I have 150,000 lines file, It's run well!
I suggest using a simple regex that will parse and capture the parts you care about. Here is an example that will capture the piece you care about:
(\$INGGA.*\n\$INHDT.*\n)
https://regex101.com/r/tK1hF0/3
As in my above link, you'll notice that I used the "global" g setting on the regex, telling it to capture all groups that match. Otherwise, it'll stop after the first match.
I also had trouble determining where the actual line breaks exist in your above example file, so you can tweak the above to match exactly where the breaks occur.
Here is some starter python example code:
import re
test_str = # load your file here
p = re.compile(ur'(\$INGGA.*\n\$INHDT.*\n)')
matches = re.findall(p, test_str)
In the example PuTTY log you give, its all one line separated with space.

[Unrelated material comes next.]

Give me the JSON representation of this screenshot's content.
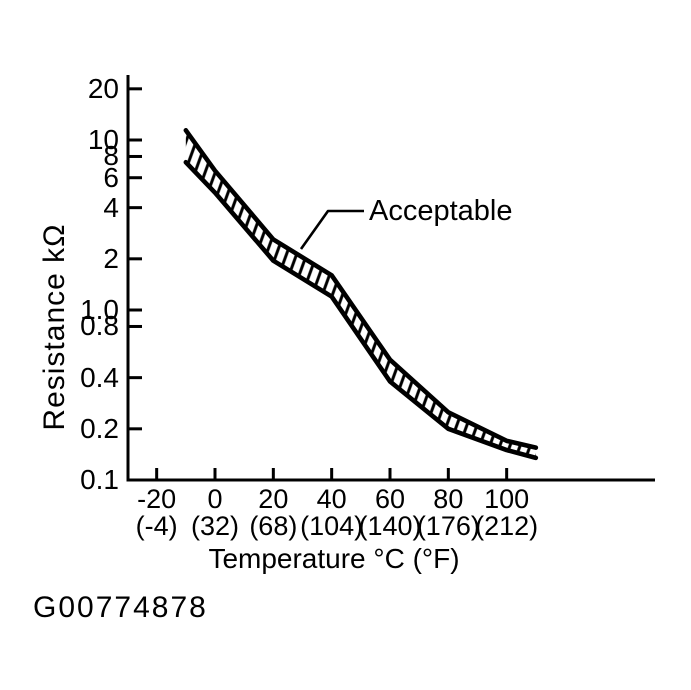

So in this case you can use this to replace the space with new line and gets new file -
cat large_file | sed 's/ /\n/g' > new_large_file
To iterate over the file separated with new line, run this -
cat new_large_file | python your_script.py
Your script get line by line so your computer should not crash.
your_script.py -
import sys
INGGA_line = ""
for line in sys.stdin:
line_striped = line.strip()
if line_striped.startswith("$INGGA"):
INGGA_line = line_striped
elif line_striped.startswith("$INZDA"):
print line_striped, INGGA_line
else:
print line_striped
This answer is aimed at python 3.
According to this other answer (and the docs), you can iterate your file line-by-line memory-efficiently:
with open(filename, 'r') as f:
for line in f:
...process...
An example of how you could fulfill your above criteria could be
# Target file write-only, source file read-only
with open(targetfile, 'w') as tf, open(sourcefile, 'r') as sf:
# Flag for whether we are looking for 1st or 2nd part
look_for_ingga = True
for line in sf:
if look_for_ingga:
if line.startswith('$INGGA,'):
tf.write(line)
look_for_ingga = False
elif line.startswith('$INHDT,'):
tf.write(line)
look_for_ingga = True
In the case where you have multiple '$INGGA,' prior to the '$INHDT,', this grabs the first one and disregards the rest. In case you want to take only the last '$INGGA,' before the '$INHDT,', store the last '$INGGA,' in a variable instead of writing it to disk. Then, when you find your '$INHDT,', store both.
In case you meant that you want to write to a separate new file for each INGGA-INHDT pair, the target file with-statement should be nested inside for line in sf instead, or the results should be buffered in a list for later storage.
Refer to the docs for introductions to with-statements and file reading/writing.